Gazetecilere yönelik baskı artıyor
İktidarın faşizmi kurumsallaştırma yolunda, gazeteci gözaltıları ve tutuklamalarının rutine dönüştüğüne vurgu yapan Karaca “Muhalefete gözdağı verme, toplumu dizayn etme hamlelerinde akla ilk gelen gazetecileri susturmak oluyor. Bütün bir topluma ‘sus’ deniyor. Yalanla yönetilen bir ülkede gerçeğin açığa çıkması en büyük tehdit. Propaganda pazarında yandaş gazetelere ve gazetecilere devletin, belediyelerin bütün olanaklarını peşkeş çekerek tek seslilik için kamu kaynaklarını kullananlar bugün bütün muhalif basına ekonomik ve hukuki gözdağı operasyonlarını arttırarak devam ediyor.” dedi.
Geçtiğimiz yıl gündeme getirilen “etki ajanlığı” yasasını da hatırlatan Karaca “Yasa yok ama hükmü var. İktidarın alet çantası tam da bunlarla dolu. Önce toplumun dizayn etmek ve toplumun farklı kesimlerini susturmaya yönelik pek çok yasa tasarısını gündeme getiriyorlar, itirazlar üzerine teklifler geri çekiliyor ama hükmü kalıyor.” dedi.

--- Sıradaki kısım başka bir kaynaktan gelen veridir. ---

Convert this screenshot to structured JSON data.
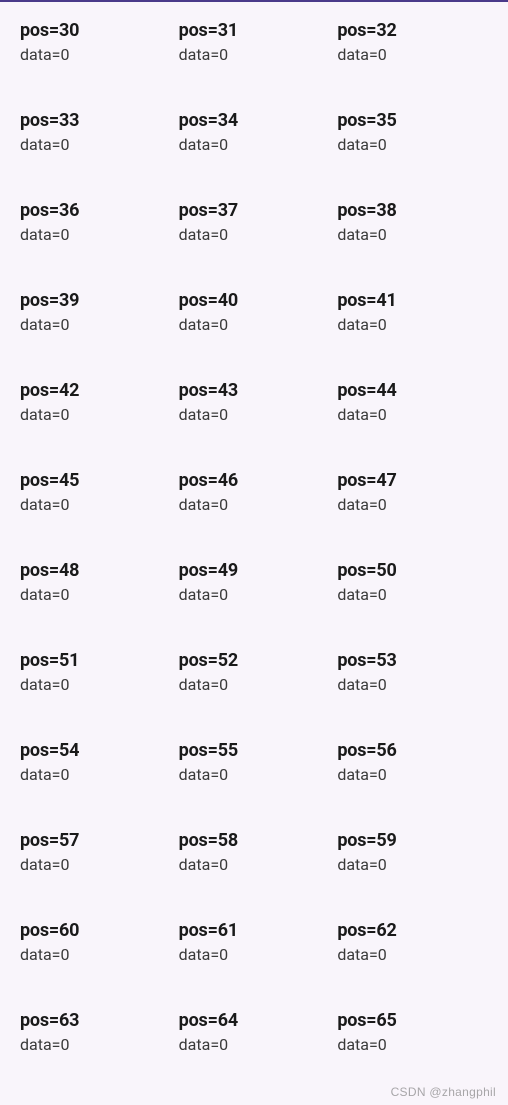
{
  "labels": {
    "posPrefix": "pos=",
    "dataPrefix": "data="
  },
  "cells": [
    {
      "pos": 30,
      "data": 0
    },
    {
      "pos": 31,
      "data": 0
    },
    {
      "pos": 32,
      "data": 0
    },
    {
      "pos": 33,
      "data": 0
    },
    {
      "pos": 34,
      "data": 0
    },
    {
      "pos": 35,
      "data": 0
    },
    {
      "pos": 36,
      "data": 0
    },
    {
      "pos": 37,
      "data": 0
    },
    {
      "pos": 38,
      "data": 0
    },
    {
      "pos": 39,
      "data": 0
    },
    {
      "pos": 40,
      "data": 0
    },
    {
      "pos": 41,
      "data": 0
    },
    {
      "pos": 42,
      "data": 0
    },
    {
      "pos": 43,
      "data": 0
    },
    {
      "pos": 44,
      "data": 0
    },
    {
      "pos": 45,
      "data": 0
    },
    {
      "pos": 46,
      "data": 0
    },
    {
      "pos": 47,
      "data": 0
    },
    {
      "pos": 48,
      "data": 0
    },
    {
      "pos": 49,
      "data": 0
    },
    {
      "pos": 50,
      "data": 0
    },
    {
      "pos": 51,
      "data": 0
    },
    {
      "pos": 52,
      "data": 0
    },
    {
      "pos": 53,
      "data": 0
    },
    {
      "pos": 54,
      "data": 0
    },
    {
      "pos": 55,
      "data": 0
    },
    {
      "pos": 56,
      "data": 0
    },
    {
      "pos": 57,
      "data": 0
    },
    {
      "pos": 58,
      "data": 0
    },
    {
      "pos": 59,
      "data": 0
    },
    {
      "pos": 60,
      "data": 0
    },
    {
      "pos": 61,
      "data": 0
    },
    {
      "pos": 62,
      "data": 0
    },
    {
      "pos": 63,
      "data": 0
    },
    {
      "pos": 64,
      "data": 0
    },
    {
      "pos": 65,
      "data": 0
    }
  ],
  "watermark": "CSDN @zhangphil"
}
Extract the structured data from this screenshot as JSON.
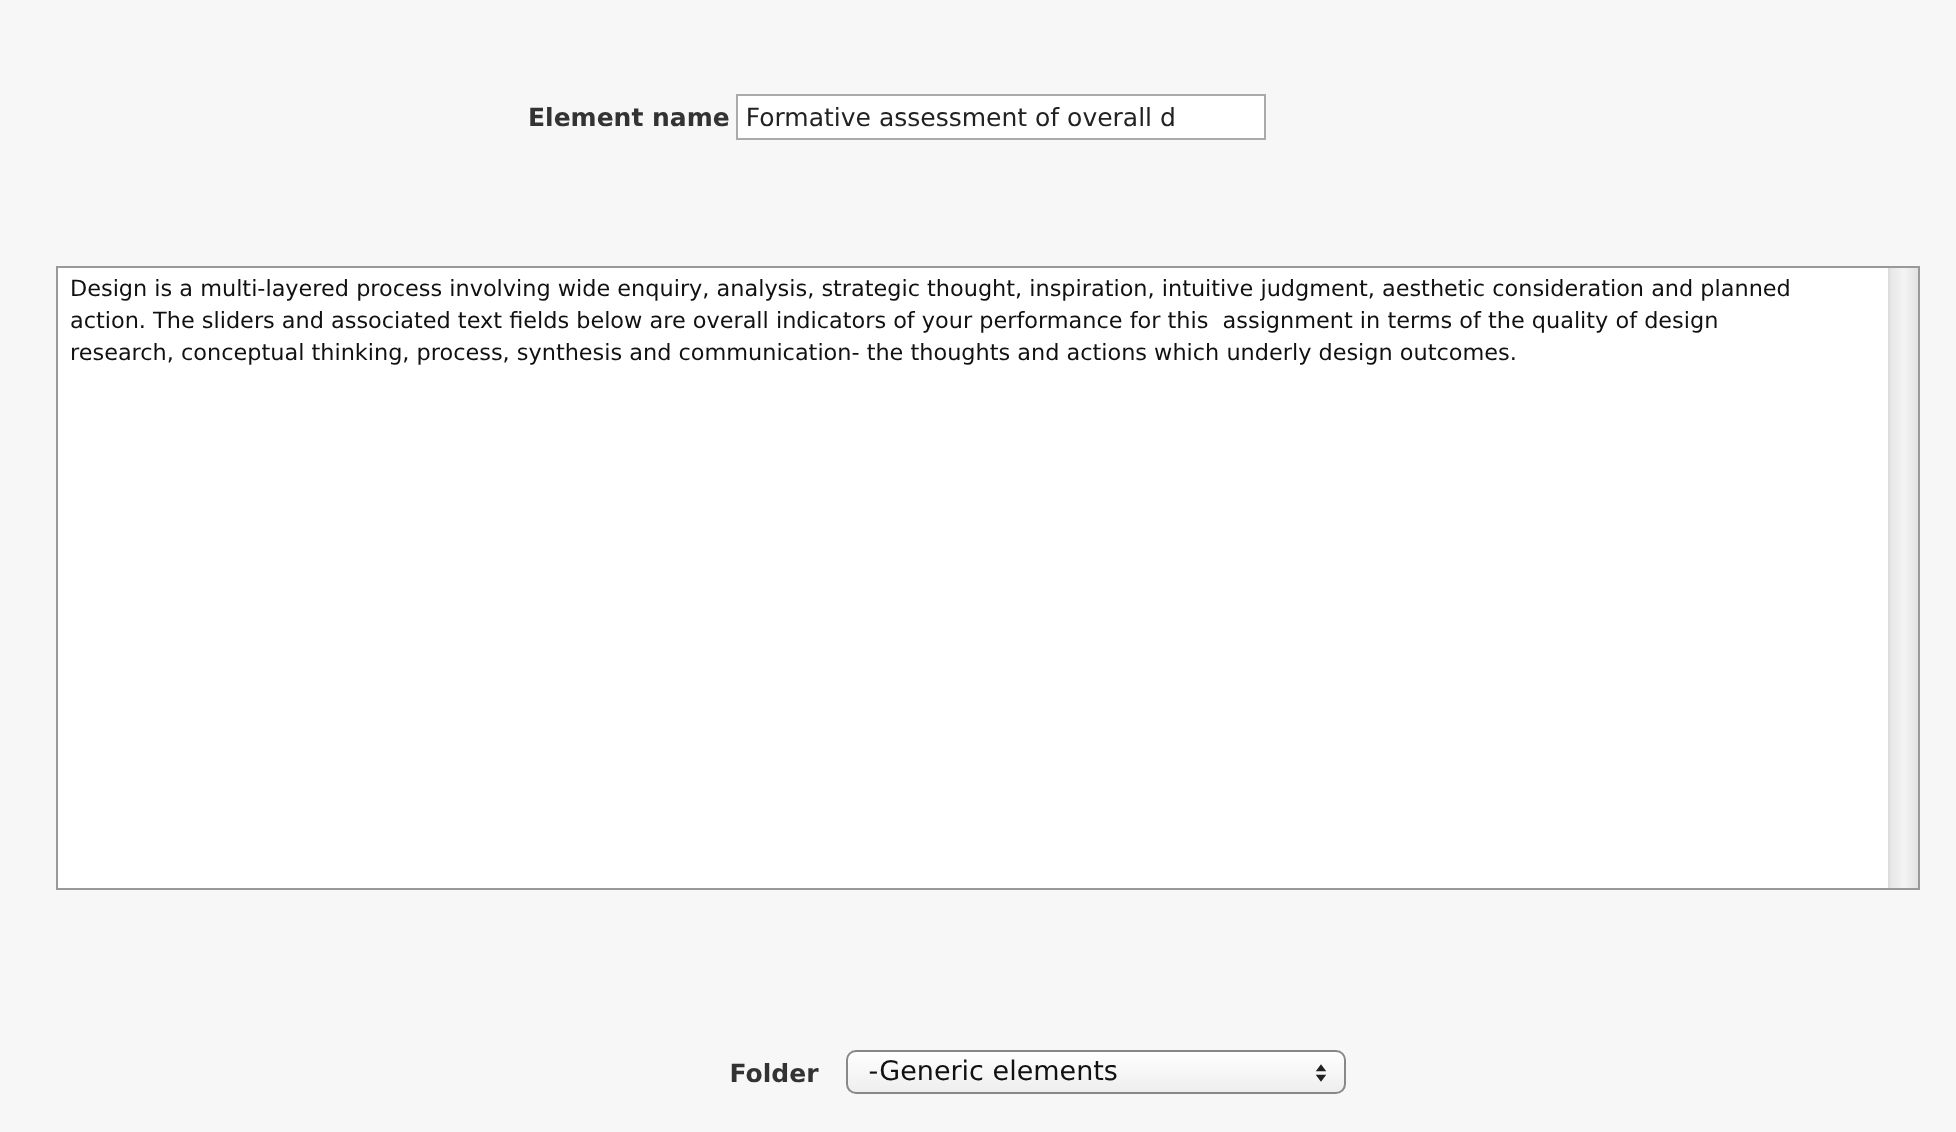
{
  "element_name": {
    "label": "Element name",
    "value": "Formative assessment of overall d"
  },
  "description": {
    "value": "Design is a multi-layered process involving wide enquiry, analysis, strategic thought, inspiration, intuitive judgment, aesthetic consideration and planned action. The sliders and associated text fields below are overall indicators of your performance for this  assignment in terms of the quality of design research, conceptual thinking, process, synthesis and communication- the thoughts and actions which underly design outcomes."
  },
  "folder": {
    "label": "Folder",
    "value": "-Generic elements"
  }
}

AKP iktidarının “herkesi bir suça sığdıracak aymazlık içinde” olduğunu belirten Karaca “Gazeteciler halkın gözü, kulağıdır. Gazetecilik suç değildir. Bu zorlama suçlamalardan oluşan safsata soruşturma dosyalarını bir an önce kapatılması, gazetecileri derhal serbest bırakılması gerekiyor.” dedi.